Memlekette kardeşlik bitiyormuş, düşmanlık ve nefret tohumları ekiliyormuş, hoşgörü kalmıyormuş...

Koca memleket bir tımarhaneye dönüşüyormuş...

Herhalde işin bu kısmı Tayyip Erdoğan ile Deniz Baykal’ı pek ilgilendirmeyecektir.

Abdullah Gül için hasar tespit raporu

Gül’ün adı, Erdoğan’ın adıyla aynı hizaya yazılmıştır. Bu durum, "Abdullah Gül Tayyip Erdoğan’dan daha ılımlıdır" şeklindeki yerleşik yargıyı zedelemiştir.

Devlet ve devletçi güçler nezdinde bir imaj kaybıdır söz konusu olan... Ama AKP tabanı nezdinde de "efsane" haline gelmiştir.

Adı şimdilik o meşum "Cumhurbaşkanı olması sakıncalı kişiler" listesine girmiştir. Kurtuluşu ancak Çankaya’ya çıkmayı başararak sağlayabilir.

Bir Ali Fuat Başgil vardı... 1960 darbesinden sonra, Cumhurbaşkanı adayı olduğunda silahla tehdit edilerek bu işten vazgeçirilen sağın ünlü düşünce adamı Ali Fuat Başgil’den söz ediyorum... En azından Gül’ün durumu Başgil’inki kadar trajik değildir.

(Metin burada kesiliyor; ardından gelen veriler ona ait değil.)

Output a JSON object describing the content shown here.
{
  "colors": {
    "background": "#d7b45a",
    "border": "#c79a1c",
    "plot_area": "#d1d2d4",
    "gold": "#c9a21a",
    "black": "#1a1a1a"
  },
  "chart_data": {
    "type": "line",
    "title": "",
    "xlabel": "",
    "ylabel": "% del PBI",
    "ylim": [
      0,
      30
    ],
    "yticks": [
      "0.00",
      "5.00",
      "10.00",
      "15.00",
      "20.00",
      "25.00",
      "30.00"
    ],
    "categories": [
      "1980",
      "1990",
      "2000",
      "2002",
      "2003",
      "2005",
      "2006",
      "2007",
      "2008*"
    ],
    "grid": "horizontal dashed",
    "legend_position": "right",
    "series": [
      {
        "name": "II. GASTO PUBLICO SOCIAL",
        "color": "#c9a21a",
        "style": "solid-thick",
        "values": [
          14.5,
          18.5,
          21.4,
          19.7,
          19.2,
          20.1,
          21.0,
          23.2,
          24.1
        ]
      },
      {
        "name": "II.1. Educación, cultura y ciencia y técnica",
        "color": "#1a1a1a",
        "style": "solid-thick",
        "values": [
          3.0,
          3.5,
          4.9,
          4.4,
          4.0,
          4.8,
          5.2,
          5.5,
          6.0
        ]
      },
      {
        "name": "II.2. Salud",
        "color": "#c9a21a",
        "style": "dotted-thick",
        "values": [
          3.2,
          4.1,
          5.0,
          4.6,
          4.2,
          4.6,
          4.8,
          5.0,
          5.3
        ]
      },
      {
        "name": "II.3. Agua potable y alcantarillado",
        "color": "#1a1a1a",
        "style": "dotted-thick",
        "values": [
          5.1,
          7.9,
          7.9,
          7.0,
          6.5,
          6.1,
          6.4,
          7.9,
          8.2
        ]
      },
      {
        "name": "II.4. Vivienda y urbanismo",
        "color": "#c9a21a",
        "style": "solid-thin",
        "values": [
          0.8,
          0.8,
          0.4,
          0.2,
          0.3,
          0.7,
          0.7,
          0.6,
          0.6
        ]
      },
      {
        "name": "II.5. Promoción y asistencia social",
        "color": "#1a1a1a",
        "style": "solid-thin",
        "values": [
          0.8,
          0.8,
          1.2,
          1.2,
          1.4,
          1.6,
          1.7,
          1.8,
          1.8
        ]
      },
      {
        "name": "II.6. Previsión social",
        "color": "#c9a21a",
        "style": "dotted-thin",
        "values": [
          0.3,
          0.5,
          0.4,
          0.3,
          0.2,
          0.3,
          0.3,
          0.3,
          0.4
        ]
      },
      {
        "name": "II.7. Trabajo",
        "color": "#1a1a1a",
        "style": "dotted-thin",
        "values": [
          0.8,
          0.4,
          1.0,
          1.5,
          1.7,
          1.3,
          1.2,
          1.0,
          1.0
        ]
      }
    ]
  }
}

Öyle ya da böyle askerin muhtırasının bir numaralı muhatabı haline gelmiştir. Ve en büyük talihsizliği de buradadır.

Maalesef eleştiriler karşısında soğukkanlılığını koruyamamıştır. "Ne mutlu Türk’üm diyene" sözüne karşı olduğu yönündeki iddiaları yanıtlarken, "Eğer Türklük söz konusuysa benim kadar yetmiş yedi sülalesinin Türk olduğunu ispatlayacak adam çıkmaz" diyerek, kendisini eleştirenlerle aynı zihin yapısına sahip olduğunu göstermiştir.

Adının ilk üç harfini büyük yazarak onun ne kadar ABD’ci olduğuna gönderme yapanlar çıkmıştır. Ancak "Muhtıra"dan sonra ABD, "Tarafsız" kalarak Gül’e destek vermemiştir... Böylece "Tezkere"nin intikamı alınmıştır.

Aday ilan edilmesi gerçekten "Tebessümün zaferi" idi... Ancak sonuç alamaması tebessümün bu işlere yetmediğini kanıtlamıştır.